If new Banking Committee Chair Sen. Tim Scott, R-SC, and committee minority leader Sen. Sherrod Brown, D-OH, find common ground, the body could become a key venue for what Congress produces on crypto regulation, Coindesk argues.
Brown is an outright crypto skeptic, while Scott is still a blank page, though he has signaled concerns over the worst crypto headline issues from 2022, as we mentioned earlier today. Still, there are plenty of reasonable voices emerging in the new Congress who are pro-crypto, even as the industry lost a few key supporters, like Sen. Pat Toomey, R-PA, who retired last year.
The crypto industry’s 2022 dramas will again fall under the U.S. Senate’s microscope this month when the Senate Banking Committee holds a Feb. 14 hearing to examine financial system protections from the dangers seen in digital assets.
The panel is calling the Valentine’s Day hearing “Crypto Crash: Why Financial System Safeguards are Needed for Digital Assets,” according to a hearing schedule released Friday, and its position as one of the first issues to be addressed by the lawmakers demonstrates the urgency of crypto issues in Congress.
Chairman Sherrod Brown (D-Ohio) indicated in a November letter to Treasury Secretary Janet Yellen that he wants to begin a serious effort toward U.S. government oversight of crypto, and the committee’s new ranking Republican, Sen. Tim Scott (R-S.C.) said in a statement on Thursday that the members “should work to facilitate a bipartisan regulatory framework.”
The framing of the new committee’s first crypto hearing leading off with “Crypto Crash” doesn’t really bode well.
Consensus Magazine says the conventional wisdom emerging boils down to Republicans and Democrats taking sides in a way that may not be helpful for any regulatory efforts.
In the room where it happens (to borrow the earworm from "Hamilton") there’s a stench of crypto’s misdeeds.
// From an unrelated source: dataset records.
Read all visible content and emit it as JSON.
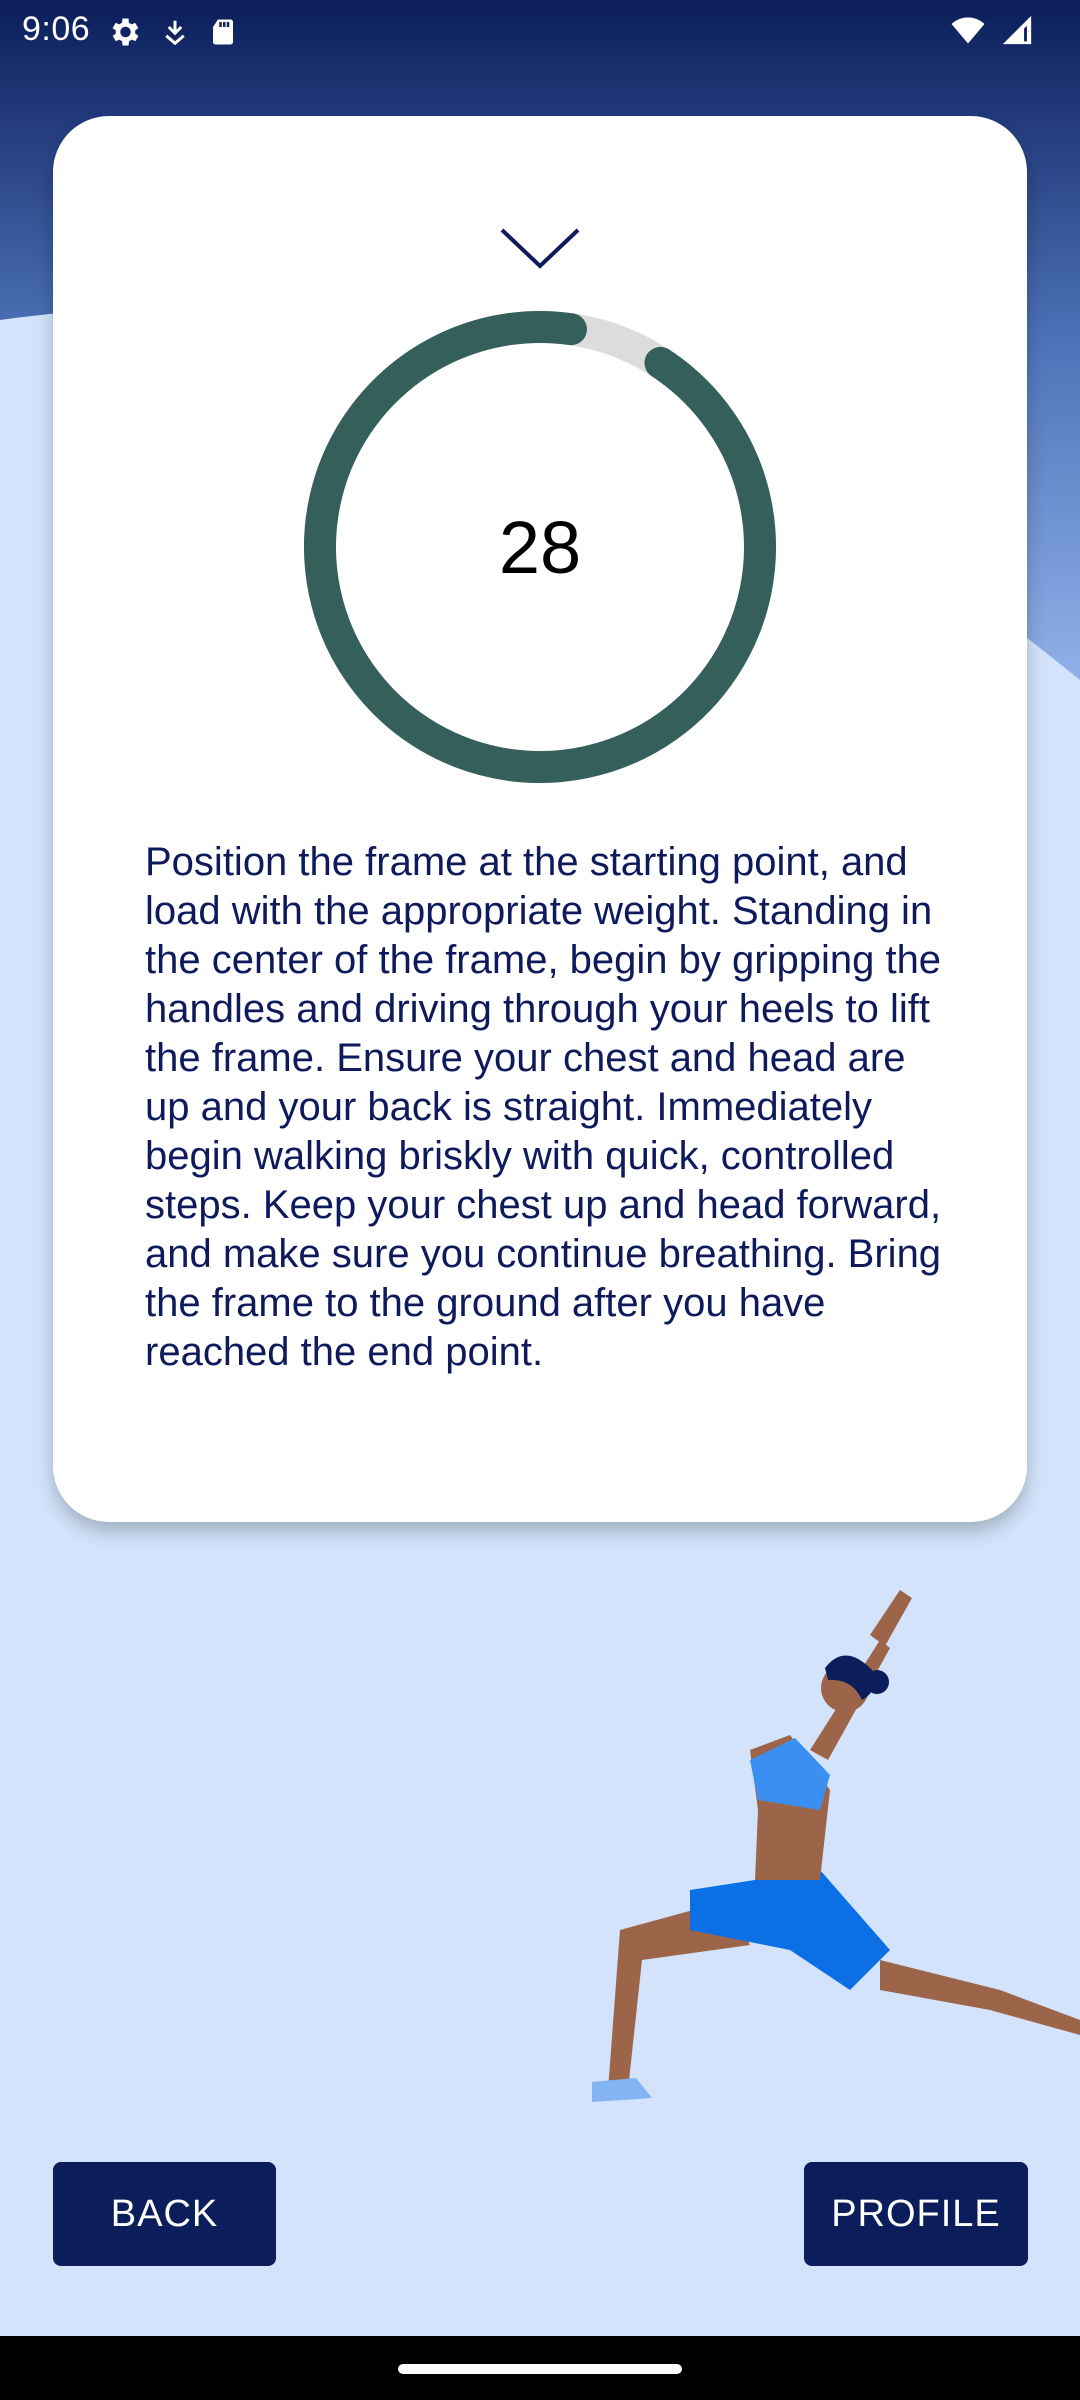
{
  "status_bar": {
    "time": "9:06",
    "left_icons": [
      "settings-icon",
      "download-icon",
      "sd-card-icon"
    ],
    "right_icons": [
      "wifi-icon",
      "signal-icon"
    ]
  },
  "card": {
    "collapse_icon": "chevron-down-icon",
    "timer": {
      "value": "28",
      "progress_fraction": 0.93
    },
    "instructions": "Position the frame at the starting point, and load with the appropriate weight. Standing in the center of the frame, begin by gripping the handles and driving through your heels to lift the frame. Ensure your chest and head are up and your back is straight. Immediately begin walking briskly with quick, controlled steps. Keep your chest up and head forward, and make sure you continue breathing. Bring the frame to the ground after you have reached the end point."
  },
  "buttons": {
    "back_label": "BACK",
    "profile_label": "PROFILE"
  },
  "colors": {
    "background_light": "#d2e3fb",
    "background_dark": "#0b1d5a",
    "ring_progress": "#355f5a",
    "ring_track": "#dcdcdc",
    "text": "#0e1a5c",
    "button": "#0b1d5a"
  }
}
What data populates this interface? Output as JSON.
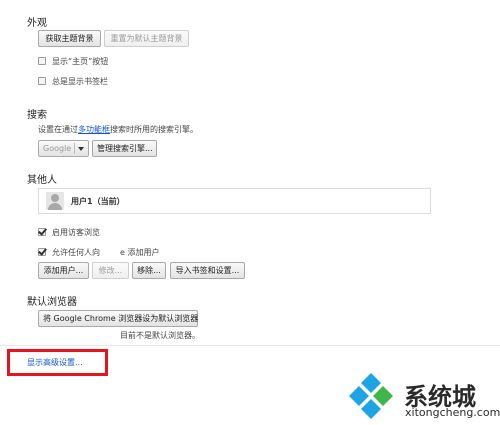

And the industry won’t have to wait long before getting the first sense of where it now stands in Washington.
“It‘s going to come a lot sooner than folks think,” said Ron Hammond, director of government relations at the Blockchain Association, who expects the relevant committees to get back into investigating the FTX debacle within the next few weeks. “They’re ready to hit the ground running.” Crypto is among topics getting the most immediate attention in the House Financial Services Committee and the Senate Banking Committee. The industry is finally earning the priority status it desperately wanted, but for the wrong reasons.
Headline-conscious lawmakers – many of them recipients of those FTX dollars – will get some early messaging off their chests before legislating begins in earnest. And the political party divide will become starker, dulling the conspicuous joy the industry once felt from how nonpartisan the work was.
The new Republican line: Blame crypto’s missteps on the humans. Don’t indict the innovative technology!
From Democrats: Crypto is an untamed beast that steals people’s life savings and doesn’t seem useful for anything.
"The collapse of FTX definitely has an impact on the way people in the Congress think about this,” Rep. Jim Himes (D-Conn.) told CoinDesk TV earlier this month.
U.S. lawmakers have so far produced no significant laws to establish crypto oversight, despite a number of legislative efforts last year that fizzled out. To change that in this newly divided Congress, the Republicans will have to acknowledge their House majority is razor-thin, and they’ll need some cross-party partnership to move anything in the next two years.
“Nothing is going to happen unless it’s bipartisan,” said Parker Hamilton Poling, a former executive director of the National Republican Congressional Committee who was once chief of staff for Rep. Patrick McHenry (R-N.C.), the new chairman of the House Financial Services Committee.